1) If the error has highlighted a line of your code, look at that line. Are you creating a variable on that line? If so, did you give it a type before giving it a name? Is the text for the type a different color? All valid variable types should turn blue when you type in those letters.

2) Are you using a variable in void loop() that you created inside void setup()? This is related to 'scoping': not all variables you create in the program are available to use in all other areas of a program.

Notes on scope: If you want to use a variable everywhere within your program, declare it at the top of the program, above void setup().

Sometimes, you want a variable to only exist in a limited scope. For example, if you create a for loop : for(int i=0; i<100; i++), the variable “ i ” only exists within that 'for' loop. You can create another for loop: for(int i=100; i>0; i--) and the variable “ i ” is brand new in that 'for' loop.

Conflicting Declaration

This one comes up almost exclusively when you declare a variable multiple times with different types, like declaring an 'int myVariable' and then 'float myVariable'

1) Change one of the variables' names. Make sure if you've already written code with two variables sharing the name to carefully separate them.

Expected Declaration before ' } ' token

This error is simple to understand and hard to fix. When you see this error, the Arduino software will almost always highlight the last closing brace ( } ) in the code. What the error really means, though, is that there are more closing braces ( } ) than opening braces.

The best way to find this error is start at the top of the loop and find each opening curly brace ( { ) in each “for” loop, “if” statement, and everywhere else in your code. Are you closing that command with a curly brace ( } ) when it is complete?

Review the syntax of each statement that you use in your code if you aren't sure how to use braces with your specific statement.

Hardware Troubleshooting

Hardware is the connection between the digital and physical worlds. It also requires a few new skills to ensure everything works properly. There are many types of hardware, so here we cover the most common issues that we run in to. Start at the top and try each solution. Doesn't solve the problem? Move to the next one.

If you’re using unchanged code from example projects and the example isn’t working like you expect it to, replace a component with one of the same type. For example, replace a red LED with a blue LED. If the unchanged code suddenly starts to work, it's a component problem.

1) Does the hardware hookup match the code? That is, if your code says digitalWrite(5,HIGH); , is your LED leg in pin 5? The ports are small and close together, so mix-ups happen all the time.

2) Be sure that the component is well ‘seated’ in the port when you plug it in. When a component is correctly placed into the port, you can turn the project upside down and nothing will fall out. If your components want to slip out of the ports, try inserting the ground pin diagonal to the signal pin. All of the ground row pins do the same thing, so they are interchangeable. This technique helps keep your components firmly inserted.

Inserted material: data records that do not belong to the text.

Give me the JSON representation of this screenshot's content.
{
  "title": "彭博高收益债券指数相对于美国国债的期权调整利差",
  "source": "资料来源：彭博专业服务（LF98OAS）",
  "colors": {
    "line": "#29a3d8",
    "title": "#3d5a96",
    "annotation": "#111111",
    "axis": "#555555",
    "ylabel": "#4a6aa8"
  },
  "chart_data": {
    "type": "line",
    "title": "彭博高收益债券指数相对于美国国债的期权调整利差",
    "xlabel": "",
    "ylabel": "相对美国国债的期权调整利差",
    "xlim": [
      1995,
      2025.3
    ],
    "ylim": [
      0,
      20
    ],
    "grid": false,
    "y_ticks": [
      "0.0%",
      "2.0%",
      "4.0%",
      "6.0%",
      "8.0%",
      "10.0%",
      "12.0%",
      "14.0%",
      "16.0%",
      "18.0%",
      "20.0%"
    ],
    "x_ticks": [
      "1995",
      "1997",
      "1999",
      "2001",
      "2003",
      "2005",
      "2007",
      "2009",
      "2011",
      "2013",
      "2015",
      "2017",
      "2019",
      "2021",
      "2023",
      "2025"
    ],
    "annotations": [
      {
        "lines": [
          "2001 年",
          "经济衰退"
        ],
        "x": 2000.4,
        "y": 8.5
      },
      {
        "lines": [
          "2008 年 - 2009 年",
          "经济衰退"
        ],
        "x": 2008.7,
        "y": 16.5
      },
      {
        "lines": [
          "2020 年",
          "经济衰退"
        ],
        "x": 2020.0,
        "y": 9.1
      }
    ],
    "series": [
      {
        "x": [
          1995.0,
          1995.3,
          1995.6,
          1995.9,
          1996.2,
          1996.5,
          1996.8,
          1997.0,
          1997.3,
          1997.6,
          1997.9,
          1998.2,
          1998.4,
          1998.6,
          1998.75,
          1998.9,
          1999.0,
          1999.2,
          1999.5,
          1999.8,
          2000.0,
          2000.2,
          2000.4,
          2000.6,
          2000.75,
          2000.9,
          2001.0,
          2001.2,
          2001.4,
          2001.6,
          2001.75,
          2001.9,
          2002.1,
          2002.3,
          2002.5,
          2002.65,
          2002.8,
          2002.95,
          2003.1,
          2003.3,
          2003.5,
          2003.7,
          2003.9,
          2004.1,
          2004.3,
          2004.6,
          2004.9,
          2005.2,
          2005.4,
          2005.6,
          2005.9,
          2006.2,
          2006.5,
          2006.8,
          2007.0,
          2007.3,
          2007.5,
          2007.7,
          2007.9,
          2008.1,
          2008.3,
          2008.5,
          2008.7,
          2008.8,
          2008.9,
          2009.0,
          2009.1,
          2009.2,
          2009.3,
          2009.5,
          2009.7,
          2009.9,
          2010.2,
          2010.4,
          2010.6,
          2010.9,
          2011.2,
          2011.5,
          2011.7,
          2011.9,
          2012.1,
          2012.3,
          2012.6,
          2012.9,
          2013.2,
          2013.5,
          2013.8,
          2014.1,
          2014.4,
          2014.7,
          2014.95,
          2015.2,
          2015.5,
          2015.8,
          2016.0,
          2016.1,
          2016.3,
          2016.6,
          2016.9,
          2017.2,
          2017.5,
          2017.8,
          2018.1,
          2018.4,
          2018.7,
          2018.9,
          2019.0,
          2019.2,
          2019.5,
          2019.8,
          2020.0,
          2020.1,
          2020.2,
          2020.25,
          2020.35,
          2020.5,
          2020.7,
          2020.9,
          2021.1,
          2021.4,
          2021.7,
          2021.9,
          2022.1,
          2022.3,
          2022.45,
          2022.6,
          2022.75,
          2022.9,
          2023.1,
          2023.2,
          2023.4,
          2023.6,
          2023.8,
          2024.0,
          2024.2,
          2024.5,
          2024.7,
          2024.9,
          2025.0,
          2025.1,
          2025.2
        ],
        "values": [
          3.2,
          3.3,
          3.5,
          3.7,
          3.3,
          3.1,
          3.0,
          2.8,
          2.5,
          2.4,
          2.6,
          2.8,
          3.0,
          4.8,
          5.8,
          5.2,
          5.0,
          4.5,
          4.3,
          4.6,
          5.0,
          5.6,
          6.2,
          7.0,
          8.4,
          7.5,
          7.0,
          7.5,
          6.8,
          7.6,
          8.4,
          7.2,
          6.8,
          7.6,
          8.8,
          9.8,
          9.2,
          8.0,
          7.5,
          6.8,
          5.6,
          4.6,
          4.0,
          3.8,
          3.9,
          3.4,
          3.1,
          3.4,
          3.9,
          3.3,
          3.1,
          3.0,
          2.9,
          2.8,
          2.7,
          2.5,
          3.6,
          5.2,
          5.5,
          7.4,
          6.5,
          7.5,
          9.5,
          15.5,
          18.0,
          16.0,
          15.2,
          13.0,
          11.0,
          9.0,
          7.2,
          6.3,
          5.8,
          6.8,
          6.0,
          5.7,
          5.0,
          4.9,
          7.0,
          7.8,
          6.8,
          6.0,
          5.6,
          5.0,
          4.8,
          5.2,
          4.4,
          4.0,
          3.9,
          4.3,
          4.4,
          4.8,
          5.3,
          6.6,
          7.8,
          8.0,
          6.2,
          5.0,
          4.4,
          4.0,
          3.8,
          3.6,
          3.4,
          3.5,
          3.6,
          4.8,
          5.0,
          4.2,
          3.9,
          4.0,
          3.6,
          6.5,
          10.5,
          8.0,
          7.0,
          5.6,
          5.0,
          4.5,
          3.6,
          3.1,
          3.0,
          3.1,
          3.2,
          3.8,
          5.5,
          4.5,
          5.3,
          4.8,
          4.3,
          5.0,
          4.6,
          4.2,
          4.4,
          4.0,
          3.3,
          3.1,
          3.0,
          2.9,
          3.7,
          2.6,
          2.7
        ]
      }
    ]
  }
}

3) Ensure that none of the wire legs (leads) are touching each other on the same component. Also be sure the legs aren’t touch another component’s legs. Power may pass through the other legs instead of the component itself.

4) Some components can be oriented with either leg in a ground port and the other in a pin port. Some components cannot! Be sure to review your component cards and look for markings on the component itself: components with legs of different lengths, for example, usually need to be oriented a certain way.

5) Watch out for the 5V ports on your Carrier Board. They are needed for some components, but plugging an LED into it and powering your project can ruin the LED by sending too much current through the LED. If you've accidentally plugged a component in to 5V and powered on the project, run a simple test program that uses that component to ensure that it still works.

6) It is possible for some components to stop working over time. LEDs can burn out and button legs can break. If you are having mysterious problems that you still cannot solve, try replacing your component with an identical one. If the replaced component starts working again, it may be time to buy a new component.